Tersane Mandaları
Tersane Mandaları
Tersane havuzlarına gemi alınınca, havuzların suyu, makinelerle değil, gayet büyük bostan dolaplarıyla boşaltılırdı; havuzların yanı başında bulunan bu dolaplara da “havuz dolabı” adı verilirdi ve dolaplara mandalar koşulurdu. Dolaplara da kadimden beri Kürt neferler nezaret ederdi, bunlara “mandacı”, ağalarına da “manda ağası” denilirdi.
Türkiye’de mükellefiyet-i askeriyenin kabulünden çok sonraları dahi tersanede bu dolaplar ve mandalar kullanılmıştır. Vatandaşlara askerlik mükellefiyetinin kabulünden sonra, kurası tersaneye düşen efrattan bedel verecekler için, para bedeli yerine mandalı bedel kabul edilmişti; yani askerliğini bahriyede yapacak olan bedelliler, kendi yerlerine havuz dolaplarına bir manda gönderirlerdi.
Sahibinin yerine hizmet müddetini dolduran mandaların boynuzları yaldızlanır, terhis kâğıtları da sırmalı kordonlarla boynuzlarının arasına asılır, sahibine merasimle teslim edilir, kasabasında, köyünde de, davul zurnalı bir merasimle karşılanırdı...
Ateş istidası “Feryadı gökyüzünü tuttu” denildiği gibi, görülen haksızlık ve zulümden bizzat padişaha şikâyet edebilmek için, huzura çıkamayanlar son bir çareye başvurmuşlardı. Padişahın sahil saraylardan birinde pencere önünde oturması gözlenir ve hemen bir kayıkla denize açılarak, içinde saman, talaş, hasır parçaları veya ziftli paçavralar bulunan bir kap baş üstüne konulup tutuşturulur; bu, “Padişahım, her taraftan gördüğüm haksızlık ve zulümle artık başımda ateş yanıyor. Son ümidim sendedir, sana sığınıyorum, fakat beni senin yanına sokmuyorlar!” demektir.

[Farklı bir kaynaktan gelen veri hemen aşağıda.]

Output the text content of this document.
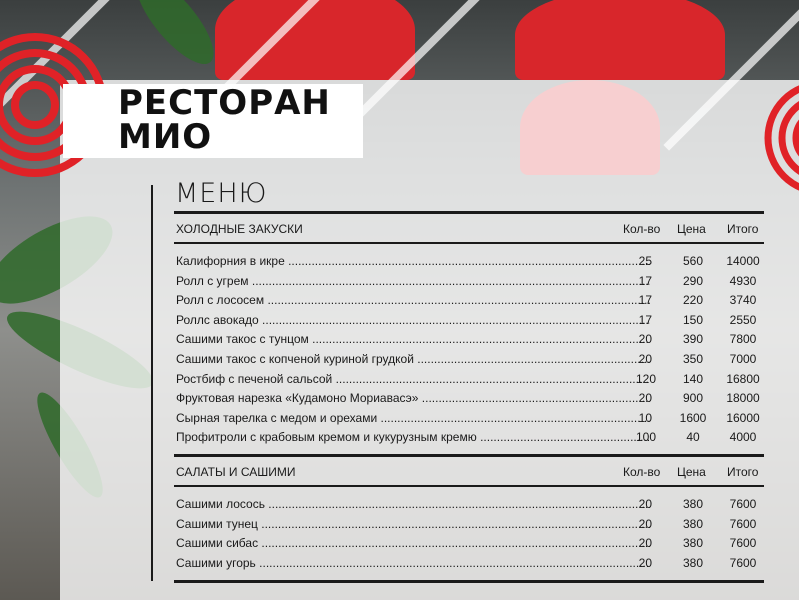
РЕСТОРАН
МИО
МЕНЮ
ХОЛОДНЫЕ ЗАКУСКИ	Кол-во Цена Итого
Калифорния в икре .....	25	560	14000
Ролл с угрем .....	17	290	4930
Ролл с лососем .....	17	220	3740
Роллс авокадо .....	17	150	2550
Сашими такос с тунцом .....	20	390	7800
Сашими такос с копченой куриной грудкой .....	20	350	7000
Ростбиф с печеной сальсой .....	120	140	16800
Фруктовая нарезка «Кудамоно Мориавасэ» .....	20	900	18000
Сырная тарелка с медом и орехами .....	10	1600	16000
Профитроли с крабовым кремом и кукурузным кремю .....	100	40	4000
САЛАТЫ И САШИМИ	Кол-во Цена Итого
Сашими лосось .....	20	380	7600
Сашими тунец .....	20	380	7600
Сашими сибас .....	20	380	7600
Сашими угорь .....	20	380	7600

Bunu gören padişah derhal şikâyetçiyi huzuruna getirtir, derdini dinleyerek icap eden emirleri verir. Ateş istidasının en parlak örneği, Naimâ Tarihi’nin dördüncü cildinde 1648 yılı (Hicri 1058) vakaları arasında kayıtlıdır ve Sultan İbrahim saltanatının son günlerine rastlar:
Yedi tane İngiliz tüccar kalyonu, Galata önünde derya ortasında ak bayraklar çekip bütün mürettebatı güverte üzerine dizilir, başlarında birer bakraç zift yakıp bağrışmaya başlarlar. Derhal saraydan adam gönderilip dertlerinin ne olduğu sorulur. Meğer getirdikleri maldan evvela ticaret muahedesiyle tespit edilen yüzde üç yerine yüzde altı gümrük resmi alınmış.

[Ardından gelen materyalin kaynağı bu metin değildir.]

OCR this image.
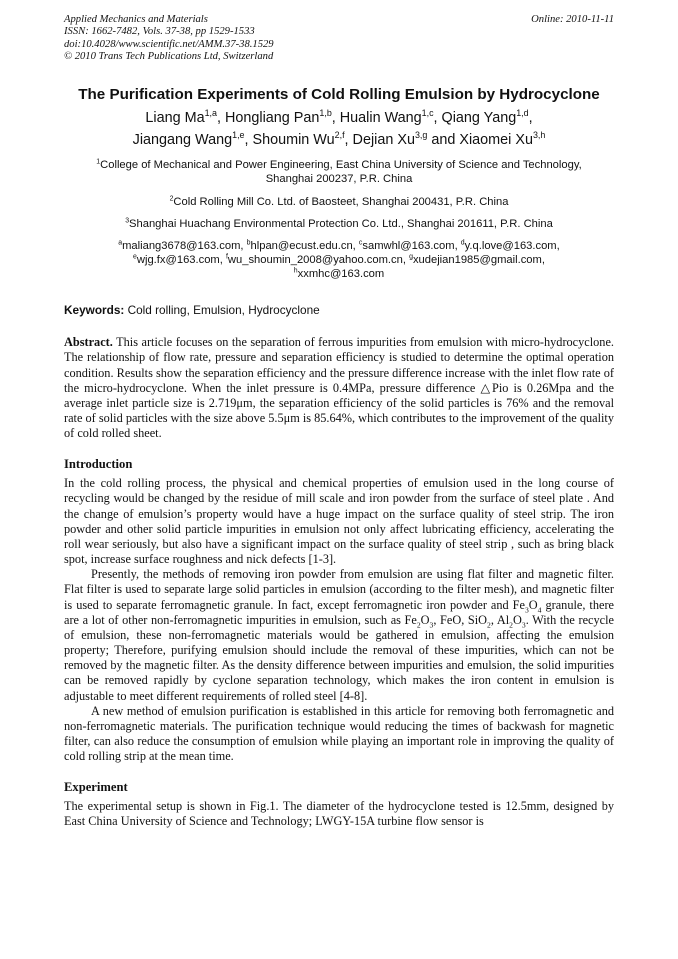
Applied Mechanics and Materials
ISSN: 1662-7482, Vols. 37-38, pp 1529-1533
doi:10.4028/www.scientific.net/AMM.37-38.1529
© 2010 Trans Tech Publications Ltd, Switzerland
Online: 2010-11-11
The Purification Experiments of Cold Rolling Emulsion by Hydrocyclone
Liang Ma$^{1,a}$, Hongliang Pan$^{1,b}$, Hualin Wang$^{1,c}$, Qiang Yang$^{1,d}$,
Jiangang Wang$^{1,e}$, Shoumin Wu$^{2,f}$, Dejian Xu$^{3,g}$ and Xiaomei Xu$^{3,h}$
$^1$College of Mechanical and Power Engineering, East China University of Science and Technology,
Shanghai 200237, P.R. China
$^2$Cold Rolling Mill Co. Ltd. of Baosteet, Shanghai 200431, P.R. China
$^3$Shanghai Huachang Environmental Protection Co. Ltd., Shanghai 201611, P.R. China
$^a$maliang3678@163.com, $^b$hlpan@ecust.edu.cn, $^c$samwhl@163.com, $^d$y.q.love@163.com,
$^e$wjg.fx@163.com, $^f$wu_shoumin_2008@yahoo.com.cn, $^g$xudejian1985@gmail.com,
$^h$xxmhc@163.com
Keywords: Cold rolling, Emulsion, Hydrocyclone
Abstract. This article focuses on the separation of ferrous impurities from emulsion with micro-hydrocyclone. The relationship of flow rate, pressure and separation efficiency is studied to determine the optimal operation condition. Results show the separation efficiency and the pressure difference increase with the inlet flow rate of the micro-hydrocyclone. When the inlet pressure is 0.4MPa, pressure difference △Pio is 0.26Mpa and the average inlet particle size is 2.719μm, the separation efficiency of the solid particles is 76% and the removal rate of solid particles with the size above 5.5μm is 85.64%, which contributes to the improvement of the quality of cold rolled sheet.
Introduction

In the cold rolling process, the physical and chemical properties of emulsion used in the long course of recycling would be changed by the residue of mill scale and iron powder from the surface of steel plate . And the change of emulsion’s property would have a huge impact on the surface quality of steel strip. The iron powder and other solid particle impurities in emulsion not only affect lubricating efficiency, accelerating the roll wear seriously, but also have a significant impact on the surface quality of steel strip , such as bring black spot, increase surface roughness and nick defects [1-3].

Presently, the methods of removing iron powder from emulsion are using flat filter and magnetic filter. Flat filter is used to separate large solid particles in emulsion (according to the filter mesh), and magnetic filter is used to separate ferromagnetic granule. In fact, except ferromagnetic iron powder and $Fe_3O_4$ granule, there are a lot of other non-ferromagnetic impurities in emulsion, such as $Fe_2O_3$, FeO, SiO$_2$, $Al_2O_3$. With the recycle of emulsion, these non-ferromagnetic materials would be gathered in emulsion, affecting the emulsion property; Therefore, purifying emulsion should include the removal of these impurities, which can not be removed by the magnetic filter. As the density difference between impurities and emulsion, the solid impurities can be removed rapidly by cyclone separation technology, which makes the iron content in emulsion is adjustable to meet different requirements of rolled steel [4-8].

A new method of emulsion purification is established in this article for removing both ferromagnetic and non-ferromagnetic materials. The purification technique would reducing the times of backwash for magnetic filter, can also reduce the consumption of emulsion while playing an important role in improving the quality of cold rolling strip at the mean time.

Experiment

The experimental setup is shown in Fig.1. The diameter of the hydrocyclone tested is 12.5mm, designed by East China University of Science and Technology; LWGY-15A turbine flow sensor is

Sonra satın alınan takriben 15.000 kuruşluk mallarının bedeli ödenmediği gibi, gemi kaptanlarına limanı derhal terk etmeleri de emrolunmuş...
“Bu mezalim üzerimizden ref buyurulsun yahut sefinelerimizle umumen ateşlere yanarız” demek isterlermiş. Bunu öğrenen Sultan İbrahim, hemen Çavuşbaşı Ağa’yı Sadrazam Hezarpare Ahmed Paşa’ya göndererek İngilizlere yapılan haksızlığı tamir ettirmiş.